L’illusion de toute-puissance, ce mirage séduisant, s’impose comme une danse mortelle, où chaque pas, chaque triomphe, est un prélude à la chute. Se pavaner sous les ors de la république, c’est s’aveugler volontairement. La grandeur, souvent confondue avec la domination, devient alors un masque, une façade brillante qui dissimule le vide abyssal de l’exister.

Les arrogants, ces êtres qui se croient au-dessus des autres, oublient que le sommet d’une montagne est aussi le point de départ d’une descente vertigineuse. L’histoire est parsemée de ces figures qui, enivrés par leur propre grandeur, finissent par se heurter à la réalité. Et, dans leur chute, ils emportent avec eux les espoirs de ceux qui les ont suivis aveuglément.

L’arrogance, cette maladie de l’âme, s’habille souvent de mots choisis, d’insultes déguisées en compliments. Elle s’exprime dans la méfiance envers les autres, dans le mépris de l’opinion d’autrui. Ceux qui se croient infaillibles construisent des murs autour de leur ego, ignorant que ces fortifications ne sont, en réalité, que des prisons.

Loin de se protéger, ils s’enferment dans un monde où la réflexion et l’humilité n’ont pas leur place. La sagesse, qui devrait être leur guide, est reléguée au rang de simple accessoire, trop souvent négligé. La quête de domination, nourrie par l’orgueil, est une entreprise vouée à l’échec. Chaque conquête, qu’elle soit politique, sociale ou personnelle, est teintée de la promesse d’une chute.

Les exemples abondent, mais l’humanité semble, par moments, choisir d’ignorer ces avertissements. Éveillons-nous face à cette arrogance qui nous guette. Car, au-delà des fastes et des honneurs, une vérité demeure : l’humilité est la véritable clé de la grandeur. Dans cette danse macabre entre l’orgueil et la chute, il est essentiel de rappeler que la conscience de soi est le phare qui éclaire notre chemin.

Accepter nos faiblesses, reconnaître notre vulnérabilité, c’est ouvrir la porte à une sagesse authentique. Loin d’être un signe de faiblesse, l’humilité est la force qui permet de bâtir des fondations solides.
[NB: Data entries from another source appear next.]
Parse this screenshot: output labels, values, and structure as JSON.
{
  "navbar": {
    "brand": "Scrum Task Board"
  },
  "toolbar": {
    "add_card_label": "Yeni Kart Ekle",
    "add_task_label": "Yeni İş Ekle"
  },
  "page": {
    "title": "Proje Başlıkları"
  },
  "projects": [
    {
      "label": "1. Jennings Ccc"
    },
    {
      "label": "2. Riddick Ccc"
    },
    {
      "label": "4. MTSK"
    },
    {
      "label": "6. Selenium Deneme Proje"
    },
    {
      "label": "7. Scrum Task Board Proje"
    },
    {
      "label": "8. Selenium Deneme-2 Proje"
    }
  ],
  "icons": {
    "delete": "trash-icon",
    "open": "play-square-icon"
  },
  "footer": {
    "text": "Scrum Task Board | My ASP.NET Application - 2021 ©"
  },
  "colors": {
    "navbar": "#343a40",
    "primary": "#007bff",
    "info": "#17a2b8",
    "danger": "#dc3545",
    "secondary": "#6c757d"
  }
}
Elle nous rappelle que nous ne sommes pas seuls, que nos actions ont des conséquences et que la grandeur ne se mesure pas à notre pouvoir, mais à notre impact sur les autres.

L’illusion de toute-puissance est une chimère qui ne peut que mener à la déception. L’histoire nous l’enseigne, les tragédies de l’orgueil sont inscrites dans notre mémoire collective. Alors, plutôt que de nous perdre dans les ors de la république, engageons-nous sur le chemin de l’humilité, de la sagesse et de la conscience de soi.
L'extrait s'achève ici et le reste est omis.